The Gift that gives
Today in the three kings the wisdom and power of the world kneel before the foolishness of God, and unlike some, their response is not fear and anger but gratitude. In the act of responding, of seeking and finding, these gentiles are a foretaste of the feast, a tithe to God of all the peoples to come.
The response of worship, the capacity to bless and the impulse to give, are fundamental marks of what it is to be a human being. And it is these human responses that, for the rest of our lives and against much opposition, are being purified and recalibrated to their proper end—God—and to their proper motive, love that seeks first not its own good but that of the Other.
In Jesus we see how this all works, and from both sides. God takes every risk and holds nothing back; in Jesus we see what worship and self-gift look like when a real human being does it. For this is all Jesus’s business in the world, not only to show us what the Father is like, but to reveal the Father himself. At the last supper Philip says to Jesus, “Show us the Father and it is enough.” And Jesus says, “Have you been with me so long, Philip, and still you do not know me? If you have seen me, you have seen the Father.”
And here is the note of dissonance to which we must pay attention. St Matthew tells us that, when King Herod heard the news of the wise men, he was afraid, and all Jerusalem with him. Jerusalem, the city set on a hill, failed of its capacity to bless and its destiny to worship the highest good. Jerusalem, the city of peace, showed instead the face of the city that killed the prophets and stoned those who were sent to her.

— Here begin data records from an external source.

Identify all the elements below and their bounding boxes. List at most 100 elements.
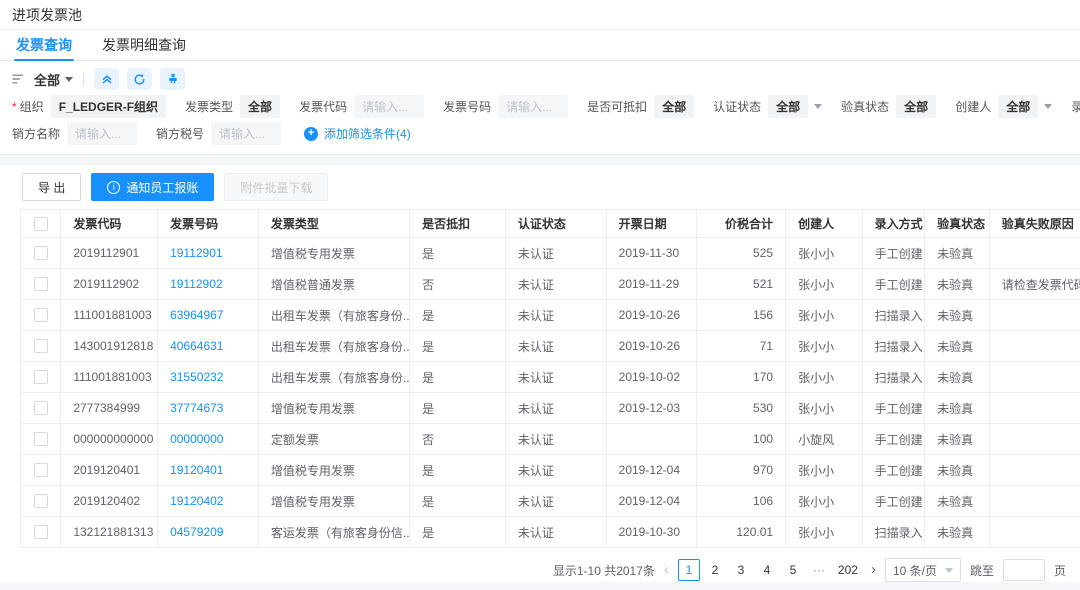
page-number-2[interactable]: 2 bbox=[704, 559, 726, 581]
invoice-table-body: 201911290119112901增值税专用发票是未认证2019-11-305… bbox=[21, 238, 1080, 548]
filter-label: 录入方式 bbox=[1071, 98, 1080, 115]
cell-date: 2019-10-02 bbox=[606, 362, 697, 393]
cell-auth: 未认证 bbox=[505, 455, 606, 486]
prev-page-button[interactable]: ‹ bbox=[664, 560, 669, 580]
cell-number[interactable]: 63964967 bbox=[158, 300, 259, 331]
cell-entry: 扫描录入 bbox=[862, 300, 925, 331]
col-code: 发票代码 bbox=[61, 210, 158, 238]
page-number-4[interactable]: 4 bbox=[756, 559, 778, 581]
tab-invoice-query[interactable]: 发票查询 bbox=[16, 30, 72, 60]
cell-code: 2777384999 bbox=[61, 393, 158, 424]
cell-creator: 张小小 bbox=[786, 269, 863, 300]
row-checkbox-cell bbox=[21, 517, 61, 548]
filter-value-chip[interactable]: 全部 bbox=[768, 95, 808, 118]
filter-text-input[interactable]: 请输入... bbox=[67, 122, 137, 145]
row-checkbox-cell bbox=[21, 455, 61, 486]
batch-download-button[interactable]: 附件批量下载 bbox=[224, 173, 328, 201]
filter-deductible: 是否可抵扣全部 bbox=[587, 95, 694, 118]
col-creator: 创建人 bbox=[786, 210, 863, 238]
add-filter-condition-link[interactable]: + 添加筛选条件(4) bbox=[304, 125, 411, 142]
row-checkbox[interactable] bbox=[34, 277, 48, 291]
cell-number[interactable]: 19112901 bbox=[158, 238, 259, 269]
page-number-3[interactable]: 3 bbox=[730, 559, 752, 581]
collapse-filters-button[interactable] bbox=[94, 68, 119, 90]
cell-type: 客运发票（有旅客身份信... bbox=[258, 517, 409, 548]
toolbar-divider bbox=[83, 72, 84, 86]
cell-creator: 张小小 bbox=[786, 238, 863, 269]
cell-auth: 未认证 bbox=[505, 486, 606, 517]
page-number-202[interactable]: 202 bbox=[834, 559, 862, 581]
cell-date bbox=[606, 424, 697, 455]
cell-number[interactable]: 19120402 bbox=[158, 486, 259, 517]
cell-amount: 106 bbox=[697, 486, 786, 517]
row-checkbox[interactable] bbox=[34, 494, 48, 508]
chevron-down-icon[interactable] bbox=[814, 104, 822, 109]
filter-lines-icon bbox=[12, 73, 26, 85]
col-fail_reason: 验真失败原因 bbox=[989, 210, 1080, 238]
filter-text-input[interactable]: 请输入... bbox=[498, 95, 568, 118]
cell-creator: 张小小 bbox=[786, 393, 863, 424]
cell-deductible: 否 bbox=[410, 424, 506, 455]
filter-value-chip[interactable]: 全部 bbox=[896, 95, 936, 118]
table-row: 201911290219112902增值税普通发票否未认证2019-11-295… bbox=[21, 269, 1080, 300]
invoice-table: 发票代码发票号码发票类型是否抵扣认证状态开票日期价税合计创建人录入方式验真状态验… bbox=[20, 209, 1080, 548]
cell-number[interactable]: 37774673 bbox=[158, 393, 259, 424]
cell-verify: 未验真 bbox=[925, 362, 990, 393]
notify-employee-button[interactable]: i 通知员工报账 bbox=[91, 173, 214, 201]
row-checkbox[interactable] bbox=[34, 339, 48, 353]
table-row: 201912040119120401增值税专用发票是未认证2019-12-049… bbox=[21, 455, 1080, 486]
jump-to-page-input[interactable] bbox=[1003, 559, 1045, 581]
cell-type: 增值税专用发票 bbox=[258, 486, 409, 517]
jump-to-label: 跳至 bbox=[970, 562, 994, 579]
cell-number[interactable]: 31550232 bbox=[158, 362, 259, 393]
filter-scheme-label: 全部 bbox=[34, 70, 60, 89]
row-checkbox-cell bbox=[21, 331, 61, 362]
cell-number[interactable]: 19112902 bbox=[158, 269, 259, 300]
filter-value-chip[interactable]: 全部 bbox=[654, 95, 694, 118]
cell-number[interactable]: 00000000 bbox=[158, 424, 259, 455]
row-checkbox-cell bbox=[21, 393, 61, 424]
row-checkbox[interactable] bbox=[34, 370, 48, 384]
page-number-5[interactable]: 5 bbox=[782, 559, 804, 581]
refresh-button[interactable] bbox=[127, 68, 152, 90]
row-checkbox[interactable] bbox=[34, 463, 48, 477]
cell-date: 2019-11-30 bbox=[606, 238, 697, 269]
page-number-1[interactable]: 1 bbox=[678, 559, 700, 581]
select-all-cell bbox=[21, 210, 61, 238]
filter-value-chip[interactable]: F_LEDGER-F组织 bbox=[51, 95, 166, 118]
row-checkbox[interactable] bbox=[34, 525, 48, 539]
filter-label: 组织 bbox=[20, 98, 44, 115]
cell-type: 增值税专用发票 bbox=[258, 238, 409, 269]
chevron-down-icon[interactable] bbox=[1044, 104, 1052, 109]
tab-invoice-detail-query[interactable]: 发票明细查询 bbox=[102, 30, 186, 60]
select-all-checkbox[interactable] bbox=[34, 217, 48, 231]
filter-value-chip[interactable]: 全部 bbox=[240, 95, 280, 118]
cell-creator: 小旋风 bbox=[786, 424, 863, 455]
cell-fail_reason bbox=[989, 393, 1080, 424]
cell-entry: 扫描录入 bbox=[862, 517, 925, 548]
row-checkbox[interactable] bbox=[34, 432, 48, 446]
row-checkbox[interactable] bbox=[34, 308, 48, 322]
filter-verify-status: 验真状态全部 bbox=[841, 95, 936, 118]
cell-number[interactable]: 40664631 bbox=[158, 331, 259, 362]
filter-value-chip[interactable]: 全部 bbox=[998, 95, 1038, 118]
cell-number[interactable]: 04579209 bbox=[158, 517, 259, 548]
export-button[interactable]: 导 出 bbox=[22, 173, 81, 201]
filter-scheme-select[interactable]: 全部 bbox=[34, 70, 73, 89]
filter-label: 发票代码 bbox=[299, 98, 347, 115]
col-number: 发票号码 bbox=[158, 210, 259, 238]
cell-entry: 手工创建 bbox=[862, 424, 925, 455]
plus-circle-icon: + bbox=[304, 127, 318, 141]
cell-code: 2019120401 bbox=[61, 455, 158, 486]
cell-code: 2019112901 bbox=[61, 238, 158, 269]
row-checkbox[interactable] bbox=[34, 401, 48, 415]
filter-text-input[interactable]: 请输入... bbox=[354, 95, 424, 118]
clear-filters-button[interactable] bbox=[160, 68, 185, 90]
filter-text-input[interactable]: 请输入... bbox=[211, 122, 281, 145]
row-checkbox[interactable] bbox=[34, 246, 48, 260]
filter-invoice-code: 发票代码请输入... bbox=[299, 95, 424, 118]
cell-creator: 张小小 bbox=[786, 331, 863, 362]
next-page-button[interactable]: › bbox=[871, 560, 876, 580]
page-size-select[interactable]: 10 条/页 bbox=[885, 558, 961, 582]
cell-number[interactable]: 19120401 bbox=[158, 455, 259, 486]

Alongside the three kings with our little camels of self-gift following behind us to the monastery, we’ve lain all we are at Jesus’s feet. And as much as we’ve been able to begin to give, Jesus accepts. Someday it will seem to be only a pittance, but at the time it was our all. As Jesus reveals himself to us, revealing the Father, he helps us see that there is more yet to give, and strengthens us to give it. By the light of his mercy, little by little, we are allowed to see just how much of ourselves we’ve held back. And our response to this turns out not to be fear and guilt, but deep joy and gratitude. To the degree that we are being purified, we see that complete self-gift is what we were made for.
For the rest of the time this creche is in the chapel, let us let this Infant search us. Let him call out of us all our gifts of love, let him see what crowns we might still have with us to set down before him.